Winter came much earlier this year. We had a major snowfall in early December that left us with a snow cover that the previous year had only appeared at the end of January. It is also brought with the coldest period we had during this winter – a few days where temperatures dropped below -15c.
We had 3 or 4 more note-worthy snow falls throughout December, January and February but for the most part this winter felt dry – as if the previous season’s drought continued throughout the winter. The snow did not accumulate to the levels it had the previous winter. February, usually the coldest winter month, was unusually warm (one time I was outside cutting wood wearing a short-sleeved shirt on a sunny day).

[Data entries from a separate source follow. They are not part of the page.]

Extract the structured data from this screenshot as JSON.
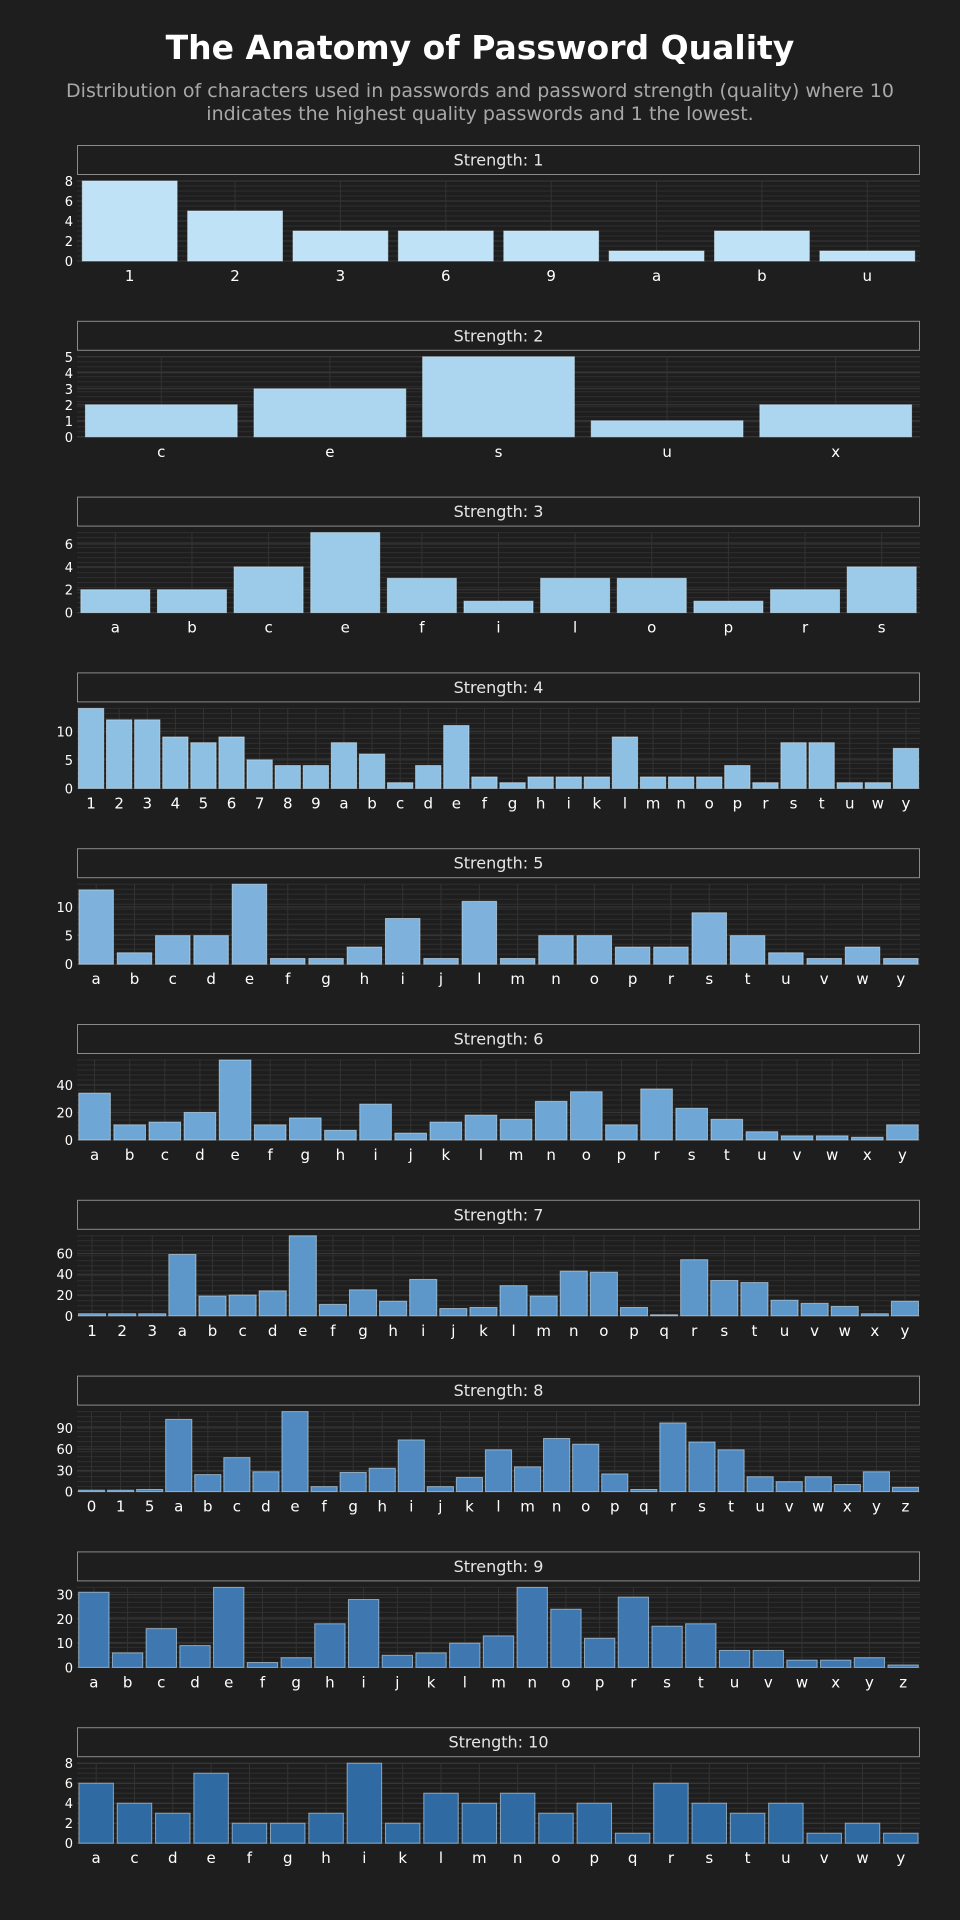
{
  "header": {
    "title": "The Anatomy of Password Quality",
    "subtitle": "Distribution of characters used in passwords and password strength (quality) where 10 indicates the highest quality passwords and 1 the lowest."
  },
  "colors": {
    "background": "#1e1e1e",
    "grid": "#3a3a3a",
    "strip_border": "#8a8a8a",
    "text": "#ffffff",
    "bar_scale": [
      "#bfe2f6",
      "#acd6f0",
      "#9ccbea",
      "#8ec0e4",
      "#7eb2dc",
      "#6ea6d5",
      "#5d97ca",
      "#4f89bf",
      "#3f78b0",
      "#306aa2"
    ]
  },
  "chart_data": [
    {
      "type": "bar",
      "title": "Strength: 1",
      "categories": [
        "1",
        "2",
        "3",
        "6",
        "9",
        "a",
        "b",
        "u"
      ],
      "values": [
        8,
        5,
        3,
        3,
        3,
        1,
        3,
        1
      ],
      "yticks": [
        0,
        2,
        4,
        6,
        8
      ],
      "ylim": [
        0,
        8
      ],
      "grid": true
    },
    {
      "type": "bar",
      "title": "Strength: 2",
      "categories": [
        "c",
        "e",
        "s",
        "u",
        "x"
      ],
      "values": [
        2,
        3,
        5,
        1,
        2
      ],
      "yticks": [
        0,
        1,
        2,
        3,
        4,
        5
      ],
      "ylim": [
        0,
        5
      ],
      "grid": true
    },
    {
      "type": "bar",
      "title": "Strength: 3",
      "categories": [
        "a",
        "b",
        "c",
        "e",
        "f",
        "i",
        "l",
        "o",
        "p",
        "r",
        "s"
      ],
      "values": [
        2,
        2,
        4,
        7,
        3,
        1,
        3,
        3,
        1,
        2,
        4
      ],
      "yticks": [
        0,
        2,
        4,
        6
      ],
      "ylim": [
        0,
        7
      ],
      "grid": true
    },
    {
      "type": "bar",
      "title": "Strength: 4",
      "categories": [
        "1",
        "2",
        "3",
        "4",
        "5",
        "6",
        "7",
        "8",
        "9",
        "a",
        "b",
        "c",
        "d",
        "e",
        "f",
        "g",
        "h",
        "i",
        "k",
        "l",
        "m",
        "n",
        "o",
        "p",
        "r",
        "s",
        "t",
        "u",
        "w",
        "y"
      ],
      "values": [
        14,
        12,
        12,
        9,
        8,
        9,
        5,
        4,
        4,
        8,
        6,
        1,
        4,
        11,
        2,
        1,
        2,
        2,
        2,
        9,
        2,
        2,
        2,
        4,
        1,
        8,
        8,
        1,
        1,
        7
      ],
      "yticks": [
        0,
        5,
        10
      ],
      "ylim": [
        0,
        14
      ],
      "grid": true
    },
    {
      "type": "bar",
      "title": "Strength: 5",
      "categories": [
        "a",
        "b",
        "c",
        "d",
        "e",
        "f",
        "g",
        "h",
        "i",
        "j",
        "l",
        "m",
        "n",
        "o",
        "p",
        "r",
        "s",
        "t",
        "u",
        "v",
        "w",
        "y"
      ],
      "values": [
        13,
        2,
        5,
        5,
        14,
        1,
        1,
        3,
        8,
        1,
        11,
        1,
        5,
        5,
        3,
        3,
        9,
        5,
        2,
        1,
        3,
        1
      ],
      "yticks": [
        0,
        5,
        10
      ],
      "ylim": [
        0,
        14
      ],
      "grid": true
    },
    {
      "type": "bar",
      "title": "Strength: 6",
      "categories": [
        "a",
        "b",
        "c",
        "d",
        "e",
        "f",
        "g",
        "h",
        "i",
        "j",
        "k",
        "l",
        "m",
        "n",
        "o",
        "p",
        "r",
        "s",
        "t",
        "u",
        "v",
        "w",
        "x",
        "y"
      ],
      "values": [
        34,
        11,
        13,
        20,
        58,
        11,
        16,
        7,
        26,
        5,
        13,
        18,
        15,
        28,
        35,
        11,
        37,
        23,
        15,
        6,
        3,
        3,
        2,
        11
      ],
      "yticks": [
        0,
        20,
        40
      ],
      "ylim": [
        0,
        58
      ],
      "grid": true
    },
    {
      "type": "bar",
      "title": "Strength: 7",
      "categories": [
        "1",
        "2",
        "3",
        "a",
        "b",
        "c",
        "d",
        "e",
        "f",
        "g",
        "h",
        "i",
        "j",
        "k",
        "l",
        "m",
        "n",
        "o",
        "p",
        "q",
        "r",
        "s",
        "t",
        "u",
        "v",
        "w",
        "x",
        "y"
      ],
      "values": [
        2,
        2,
        2,
        59,
        19,
        20,
        24,
        77,
        11,
        25,
        14,
        35,
        7,
        8,
        29,
        19,
        43,
        42,
        8,
        1,
        54,
        34,
        32,
        15,
        12,
        9,
        2,
        14
      ],
      "yticks": [
        0,
        20,
        40,
        60
      ],
      "ylim": [
        0,
        77
      ],
      "grid": true
    },
    {
      "type": "bar",
      "title": "Strength: 8",
      "categories": [
        "0",
        "1",
        "5",
        "a",
        "b",
        "c",
        "d",
        "e",
        "f",
        "g",
        "h",
        "i",
        "j",
        "k",
        "l",
        "m",
        "n",
        "o",
        "p",
        "q",
        "r",
        "s",
        "t",
        "u",
        "v",
        "w",
        "x",
        "y",
        "z"
      ],
      "values": [
        2,
        2,
        3,
        102,
        24,
        48,
        28,
        113,
        7,
        27,
        33,
        73,
        7,
        20,
        59,
        35,
        75,
        67,
        25,
        3,
        97,
        70,
        59,
        21,
        14,
        21,
        10,
        28,
        6
      ],
      "yticks": [
        0,
        30,
        60,
        90
      ],
      "ylim": [
        0,
        113
      ],
      "grid": true
    },
    {
      "type": "bar",
      "title": "Strength: 9",
      "categories": [
        "a",
        "b",
        "c",
        "d",
        "e",
        "f",
        "g",
        "h",
        "i",
        "j",
        "k",
        "l",
        "m",
        "n",
        "o",
        "p",
        "r",
        "s",
        "t",
        "u",
        "v",
        "w",
        "x",
        "y",
        "z"
      ],
      "values": [
        31,
        6,
        16,
        9,
        33,
        2,
        4,
        18,
        28,
        5,
        6,
        10,
        13,
        33,
        24,
        12,
        29,
        17,
        18,
        7,
        7,
        3,
        3,
        4,
        1
      ],
      "yticks": [
        0,
        10,
        20,
        30
      ],
      "ylim": [
        0,
        33
      ],
      "grid": true
    },
    {
      "type": "bar",
      "title": "Strength: 10",
      "categories": [
        "a",
        "c",
        "d",
        "e",
        "f",
        "g",
        "h",
        "i",
        "k",
        "l",
        "m",
        "n",
        "o",
        "p",
        "q",
        "r",
        "s",
        "t",
        "u",
        "v",
        "w",
        "y"
      ],
      "values": [
        6,
        4,
        3,
        7,
        2,
        2,
        3,
        8,
        2,
        5,
        4,
        5,
        3,
        4,
        1,
        6,
        4,
        3,
        4,
        1,
        2,
        1
      ],
      "yticks": [
        0,
        2,
        4,
        6,
        8
      ],
      "ylim": [
        0,
        8
      ],
      "grid": true
    }
  ]
}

Snow melted fairly early – I think that by late february most of the snow was gone and signs of new green grasses emerged. Even the bees (from the surviving hive) came out for a look around a couple of weeks ago.
My consciousness switched into a spring-ish mode and was caught off-guard by a couple of really cold-weather waves that appeared in March. During the previous weekend there was another substantial snowfall … enough to cover EVERYTHING with a white blanket … but it mostly disappeared after a couple of days.
It’s only my second winter here at Bhudeva and the signs of climate change are very clear. Regardless of overall warming the weather is becoming much less stable, much less predictable and much more prone to extreme shifts. It takes only one, short, local extreme weather event (drought, late frost, hail …) to wipe out traditional crop-systems. It is a stark reminder to me how important deep infrastructures (water and soil fertility) filled with bio-diversity are in meeting this given instability (which is very likely to continue for a long time even if we were to start drastic global regenerative actions today … which doesn’t seem likely to happen).
As Cutia Taranului is coming to life again amidst these shifting and unpredictable weather patterns I find myself immersed in both satisfaction (because of how successful it has been and promises to continue to be) and concern (because of the knowledge that the traditional methods of agriculture used by most peasant families are fragile and unsustainable).